A abordagem funcionalista apresenta fontes e formas de manifestação multifacetadas. Ela é a vestimenta do Direito moderno e esclarecido. Ela provê a reestruturação do sistema de uma orientação às fronteiras do input para uma orientação às fronteiras do output, isto é, a reestruturação dos fins da decisão, de uma orientação ao passado e ao conceito para uma orientação ao futuro e às consequências. Seu modelo é a prevenção - não só no Direito penal, mas nele, agora, com uma feição particularmente pretensiosa (HASSEMER, 2008, p. 105)

            Esse consequencialismo que, no campo teórico, é representado por correntes como o funcionalismo penal, também, como não poderia ser diferente, repercute no "mundo da vida", naquele movimento de agigantamento da máquina penal e do sistema carcerário, tão conhecido de todos nós e presente no jornal de todos os dias, nas operações policias espalhafatosas, na flexibilização de garantias em favor do suposto combate ao crime.

            Na teoria e na prática, as palavras de ordem são as mesmas, a saber, otimização, busca de soluções, utilidade, redução de custos, etc. Todas essas, reduzíveis a uma só: eficiência. 

3. O discurso da eficiência nas origens do direito penal clássico

                  Quando falamos em direito penal clássico, imediatamente dois nomes nos vem à mente: Cesare Beccaria e Jeremy Bentham.

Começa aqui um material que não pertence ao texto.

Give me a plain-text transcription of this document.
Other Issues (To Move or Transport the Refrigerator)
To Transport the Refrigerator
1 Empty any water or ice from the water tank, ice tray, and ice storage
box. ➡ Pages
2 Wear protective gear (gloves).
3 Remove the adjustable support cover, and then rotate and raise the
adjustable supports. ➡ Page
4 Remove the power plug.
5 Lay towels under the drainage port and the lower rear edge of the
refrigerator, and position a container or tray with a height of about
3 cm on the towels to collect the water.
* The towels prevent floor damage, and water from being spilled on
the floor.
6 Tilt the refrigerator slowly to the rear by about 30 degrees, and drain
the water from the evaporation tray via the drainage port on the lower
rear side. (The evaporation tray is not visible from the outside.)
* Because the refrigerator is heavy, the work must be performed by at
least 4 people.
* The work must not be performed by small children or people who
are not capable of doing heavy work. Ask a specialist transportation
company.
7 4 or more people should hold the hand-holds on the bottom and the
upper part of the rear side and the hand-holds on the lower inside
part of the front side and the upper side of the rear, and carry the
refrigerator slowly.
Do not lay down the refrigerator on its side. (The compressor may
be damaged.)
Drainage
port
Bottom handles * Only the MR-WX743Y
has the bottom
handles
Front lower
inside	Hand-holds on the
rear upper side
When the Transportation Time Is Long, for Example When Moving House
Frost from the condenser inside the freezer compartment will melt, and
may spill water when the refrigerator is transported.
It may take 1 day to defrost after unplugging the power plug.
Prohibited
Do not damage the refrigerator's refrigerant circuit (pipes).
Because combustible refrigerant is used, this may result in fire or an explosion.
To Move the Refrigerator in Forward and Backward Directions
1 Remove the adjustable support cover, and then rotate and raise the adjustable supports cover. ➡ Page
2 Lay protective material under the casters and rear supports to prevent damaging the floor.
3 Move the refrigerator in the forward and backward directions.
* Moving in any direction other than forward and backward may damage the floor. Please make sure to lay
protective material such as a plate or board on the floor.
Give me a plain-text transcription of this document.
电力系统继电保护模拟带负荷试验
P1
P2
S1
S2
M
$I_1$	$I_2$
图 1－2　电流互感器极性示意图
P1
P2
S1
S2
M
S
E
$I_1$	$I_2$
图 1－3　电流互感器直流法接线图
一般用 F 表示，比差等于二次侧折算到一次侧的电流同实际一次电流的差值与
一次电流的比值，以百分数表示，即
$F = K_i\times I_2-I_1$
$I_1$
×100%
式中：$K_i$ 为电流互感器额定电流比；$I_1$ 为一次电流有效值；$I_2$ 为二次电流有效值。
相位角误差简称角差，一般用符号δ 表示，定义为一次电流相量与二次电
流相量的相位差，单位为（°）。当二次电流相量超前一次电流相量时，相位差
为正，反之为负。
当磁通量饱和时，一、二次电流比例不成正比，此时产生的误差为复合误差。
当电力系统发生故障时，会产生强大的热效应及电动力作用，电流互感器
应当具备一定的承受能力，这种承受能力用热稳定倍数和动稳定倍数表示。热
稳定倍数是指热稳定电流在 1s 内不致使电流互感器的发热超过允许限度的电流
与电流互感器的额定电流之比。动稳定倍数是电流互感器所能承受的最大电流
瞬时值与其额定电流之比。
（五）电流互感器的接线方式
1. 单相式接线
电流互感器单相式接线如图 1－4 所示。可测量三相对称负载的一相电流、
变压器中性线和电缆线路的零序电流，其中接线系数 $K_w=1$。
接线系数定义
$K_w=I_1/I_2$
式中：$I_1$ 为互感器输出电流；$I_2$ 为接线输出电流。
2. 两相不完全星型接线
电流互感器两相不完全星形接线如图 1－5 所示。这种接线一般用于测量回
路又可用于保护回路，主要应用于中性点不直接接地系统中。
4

            Primeiramente, Beccaria, pai da reflexão humanista sobre o sistema penal, que, em sua obra Dos delitos e das penas, de 1764, construiu um arcabouço teórico e conceitual sofisticado para criticar duramente o complexo punitivo então instalado pela elite da época.

            Já no século XVIII, portanto, Beccaria ou certo renome, tendo seu trabalho reconhecido expressamente por Voltaire, ao levantar-se contra os castigos cruéis e procedimentos sumários promovidos pelas autoridades da época.

            O argumento levantado pelo pensador milanês, contudo, encontrava seu fundamento em um valor a todos nós muito comum: a eficiência. De acordo com Beccaria, todo ato de autoridade exercido sobre um homem sem necessidade é um ato tirânico, isto é, não há fundamento místico ou moral para a pena, que só se justificará se for socialmente útil (ANITUA, 2008, p. 162).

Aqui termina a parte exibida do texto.